Weltweit spitzen sich die Krisen zu: Die Folgen des Klimawandels treten immer offener zutage, die sozialen Ungleichheiten wachsen, und in vielen Ländern gewinnen rechtsautoritäre Kräfte an Zuspruch. Der Krieg ist weiterhin ein Mittel der Politik, wie der russische Angriffskrieg gegen die Ukraine jüngst eindringlich bestätigte. Hinzu kommt, dass die Covid19-Pandemie und der Krieg massive wirtschaftliche Folgen haben, insbesondere unterbrochene Produktions-Lieferketten und eine drastische Erhöhung der Energiepreise.
Cornelia Hildebrandt ist Philosophin und Referentin für Parteien und soziale Bewegungen und für den christlich-marxistischen Dialog am Institut für Gesellschaftsanalyse der Rosa-Luxemburg-Stiftung und seit September 2020 Co-Präsidentin von transform! Europe.

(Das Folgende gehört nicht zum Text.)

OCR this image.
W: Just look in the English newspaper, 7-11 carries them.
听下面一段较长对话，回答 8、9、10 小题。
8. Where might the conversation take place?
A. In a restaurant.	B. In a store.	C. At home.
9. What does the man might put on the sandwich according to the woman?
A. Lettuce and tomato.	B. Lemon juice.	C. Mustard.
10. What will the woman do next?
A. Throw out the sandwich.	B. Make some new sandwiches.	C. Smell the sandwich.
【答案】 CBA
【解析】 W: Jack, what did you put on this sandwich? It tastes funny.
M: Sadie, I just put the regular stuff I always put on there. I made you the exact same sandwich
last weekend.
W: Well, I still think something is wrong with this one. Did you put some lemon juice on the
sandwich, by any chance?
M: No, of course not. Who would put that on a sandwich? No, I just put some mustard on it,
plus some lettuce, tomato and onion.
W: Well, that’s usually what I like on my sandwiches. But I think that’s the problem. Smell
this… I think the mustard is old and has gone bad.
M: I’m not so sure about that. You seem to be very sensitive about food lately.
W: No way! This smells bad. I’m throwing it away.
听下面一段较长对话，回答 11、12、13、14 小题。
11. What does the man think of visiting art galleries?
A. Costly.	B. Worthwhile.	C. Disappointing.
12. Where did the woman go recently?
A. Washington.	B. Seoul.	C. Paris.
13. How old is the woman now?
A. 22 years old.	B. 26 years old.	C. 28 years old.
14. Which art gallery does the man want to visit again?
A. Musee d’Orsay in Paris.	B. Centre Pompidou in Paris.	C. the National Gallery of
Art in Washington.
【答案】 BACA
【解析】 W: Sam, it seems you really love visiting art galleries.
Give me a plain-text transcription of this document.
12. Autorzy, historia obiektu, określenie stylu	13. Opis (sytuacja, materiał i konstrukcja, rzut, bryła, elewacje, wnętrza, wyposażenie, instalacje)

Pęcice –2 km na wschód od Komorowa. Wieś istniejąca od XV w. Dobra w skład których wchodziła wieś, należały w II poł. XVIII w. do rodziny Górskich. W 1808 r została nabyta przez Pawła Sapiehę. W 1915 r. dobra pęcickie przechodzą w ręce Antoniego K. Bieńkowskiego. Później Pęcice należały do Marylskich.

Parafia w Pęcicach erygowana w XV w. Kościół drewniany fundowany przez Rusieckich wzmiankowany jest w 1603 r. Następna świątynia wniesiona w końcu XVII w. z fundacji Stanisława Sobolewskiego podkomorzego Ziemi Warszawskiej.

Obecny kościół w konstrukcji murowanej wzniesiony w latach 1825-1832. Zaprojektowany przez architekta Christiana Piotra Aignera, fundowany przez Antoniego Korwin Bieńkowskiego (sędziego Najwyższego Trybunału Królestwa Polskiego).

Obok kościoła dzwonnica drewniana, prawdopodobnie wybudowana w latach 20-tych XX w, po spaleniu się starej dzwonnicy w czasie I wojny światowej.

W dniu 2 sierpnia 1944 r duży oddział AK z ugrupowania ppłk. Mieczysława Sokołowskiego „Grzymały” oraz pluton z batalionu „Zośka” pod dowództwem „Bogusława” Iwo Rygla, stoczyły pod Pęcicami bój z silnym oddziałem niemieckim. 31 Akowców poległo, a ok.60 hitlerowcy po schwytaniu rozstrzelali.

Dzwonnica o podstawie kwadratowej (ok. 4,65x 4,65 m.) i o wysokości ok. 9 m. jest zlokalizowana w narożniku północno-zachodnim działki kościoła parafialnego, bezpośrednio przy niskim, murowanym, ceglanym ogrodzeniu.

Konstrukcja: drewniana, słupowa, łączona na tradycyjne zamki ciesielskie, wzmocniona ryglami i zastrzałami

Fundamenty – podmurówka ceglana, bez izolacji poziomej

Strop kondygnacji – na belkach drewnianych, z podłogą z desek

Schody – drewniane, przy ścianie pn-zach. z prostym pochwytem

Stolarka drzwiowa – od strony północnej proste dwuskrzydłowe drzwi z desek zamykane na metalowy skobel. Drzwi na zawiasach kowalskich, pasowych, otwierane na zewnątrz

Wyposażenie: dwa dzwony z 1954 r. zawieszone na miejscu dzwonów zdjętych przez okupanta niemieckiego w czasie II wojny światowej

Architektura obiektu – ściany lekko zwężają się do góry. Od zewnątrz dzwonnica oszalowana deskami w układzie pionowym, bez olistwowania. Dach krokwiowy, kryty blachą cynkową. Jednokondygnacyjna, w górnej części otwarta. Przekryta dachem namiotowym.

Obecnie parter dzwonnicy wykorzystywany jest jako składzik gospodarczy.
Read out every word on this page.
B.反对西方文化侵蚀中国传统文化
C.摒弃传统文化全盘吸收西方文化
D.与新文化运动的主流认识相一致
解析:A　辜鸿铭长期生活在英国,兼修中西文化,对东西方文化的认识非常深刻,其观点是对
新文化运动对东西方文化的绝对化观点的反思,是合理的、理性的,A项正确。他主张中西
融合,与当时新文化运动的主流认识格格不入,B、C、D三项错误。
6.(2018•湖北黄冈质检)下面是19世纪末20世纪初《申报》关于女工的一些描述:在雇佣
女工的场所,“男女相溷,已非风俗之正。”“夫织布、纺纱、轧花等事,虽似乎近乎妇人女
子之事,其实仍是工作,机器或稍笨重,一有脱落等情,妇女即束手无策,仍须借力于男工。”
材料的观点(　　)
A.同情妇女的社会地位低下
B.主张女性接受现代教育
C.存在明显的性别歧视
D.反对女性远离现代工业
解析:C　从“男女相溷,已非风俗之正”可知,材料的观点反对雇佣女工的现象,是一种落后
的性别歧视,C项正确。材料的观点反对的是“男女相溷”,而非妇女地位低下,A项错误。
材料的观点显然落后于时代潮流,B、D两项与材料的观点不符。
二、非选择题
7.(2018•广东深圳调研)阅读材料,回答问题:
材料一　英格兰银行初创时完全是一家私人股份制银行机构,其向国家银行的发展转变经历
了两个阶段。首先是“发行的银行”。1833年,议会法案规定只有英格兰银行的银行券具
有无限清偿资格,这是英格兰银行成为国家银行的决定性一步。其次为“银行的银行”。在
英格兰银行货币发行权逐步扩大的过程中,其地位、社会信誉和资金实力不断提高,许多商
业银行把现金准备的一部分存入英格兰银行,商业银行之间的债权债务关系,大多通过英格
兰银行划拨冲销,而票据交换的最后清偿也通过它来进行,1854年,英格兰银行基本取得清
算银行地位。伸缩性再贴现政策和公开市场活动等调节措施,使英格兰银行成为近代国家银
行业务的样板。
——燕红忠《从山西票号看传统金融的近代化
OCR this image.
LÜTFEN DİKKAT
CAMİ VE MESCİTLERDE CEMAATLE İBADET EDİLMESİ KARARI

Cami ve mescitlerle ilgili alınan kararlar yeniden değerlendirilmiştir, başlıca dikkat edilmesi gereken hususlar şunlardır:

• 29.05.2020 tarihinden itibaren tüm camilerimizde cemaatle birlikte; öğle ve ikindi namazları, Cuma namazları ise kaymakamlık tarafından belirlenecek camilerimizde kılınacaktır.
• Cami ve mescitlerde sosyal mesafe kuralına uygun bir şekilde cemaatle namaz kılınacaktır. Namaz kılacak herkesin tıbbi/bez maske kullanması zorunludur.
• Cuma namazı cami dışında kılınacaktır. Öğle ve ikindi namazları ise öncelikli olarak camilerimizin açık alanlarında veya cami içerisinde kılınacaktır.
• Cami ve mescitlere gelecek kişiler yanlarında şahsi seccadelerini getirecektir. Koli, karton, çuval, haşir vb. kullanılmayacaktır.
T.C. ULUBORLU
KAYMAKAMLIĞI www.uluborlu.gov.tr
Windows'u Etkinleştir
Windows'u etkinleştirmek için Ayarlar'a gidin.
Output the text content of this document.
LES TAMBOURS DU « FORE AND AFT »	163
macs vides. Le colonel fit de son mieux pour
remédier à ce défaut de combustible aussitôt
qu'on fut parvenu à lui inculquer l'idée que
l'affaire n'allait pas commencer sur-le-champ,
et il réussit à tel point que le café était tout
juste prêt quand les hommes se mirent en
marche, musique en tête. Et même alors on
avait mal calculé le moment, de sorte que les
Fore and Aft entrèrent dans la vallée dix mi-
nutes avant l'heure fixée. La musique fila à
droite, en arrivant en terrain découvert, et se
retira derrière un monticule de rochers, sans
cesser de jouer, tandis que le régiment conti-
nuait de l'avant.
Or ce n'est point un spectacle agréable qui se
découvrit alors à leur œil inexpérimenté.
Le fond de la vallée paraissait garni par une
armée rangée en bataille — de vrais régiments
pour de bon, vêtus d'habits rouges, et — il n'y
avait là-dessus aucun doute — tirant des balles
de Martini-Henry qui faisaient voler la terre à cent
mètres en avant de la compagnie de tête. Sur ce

Infolge der Krisenverschärfung droht auch in Deutschland eine Welle der Verarmung über die Gesellschaft hereinzubrechen, die neben den unteren Schichten auch die Mittelklasse erreichen könnte. Dennoch bleiben die von der Bundesregierung aus Sozialdemokratie, Grünen und Wirtschaftsliberalen (nach den Parteifarben auch «Ampelkoalition» genannt) verabschiedeten Entlastungspakete halbherzig. Angesichts dauerhafter Preissteigerungen drohen die geleisteten Einmalzahlungen an die Bürger*innen und andere temporär begrenzte Instrumente (wie die Benzinpreisbremse) zu verpuffen. Die – gemessen an der Inflation äußerst geringe – Erhöhung der Sozialhilfe für dauerhaft Erwerbslose verbessert die Lage für die Betroffenen nicht. Dasselbe gilt für die beschlossenen Maßnahmen gegen den rasanten Anstieg der Mieten und gegen die Krise des Pflegebereichs – auch sie reichen nicht. Kritik an ihrem zaudernden Kurs begegnet die Bundesregierung mit dem Verweis auf die so genannte Schuldenbremse, die eine gesetzliche Grenze für die Neuverschuldung festschreibt – und an der die Regierung festhält.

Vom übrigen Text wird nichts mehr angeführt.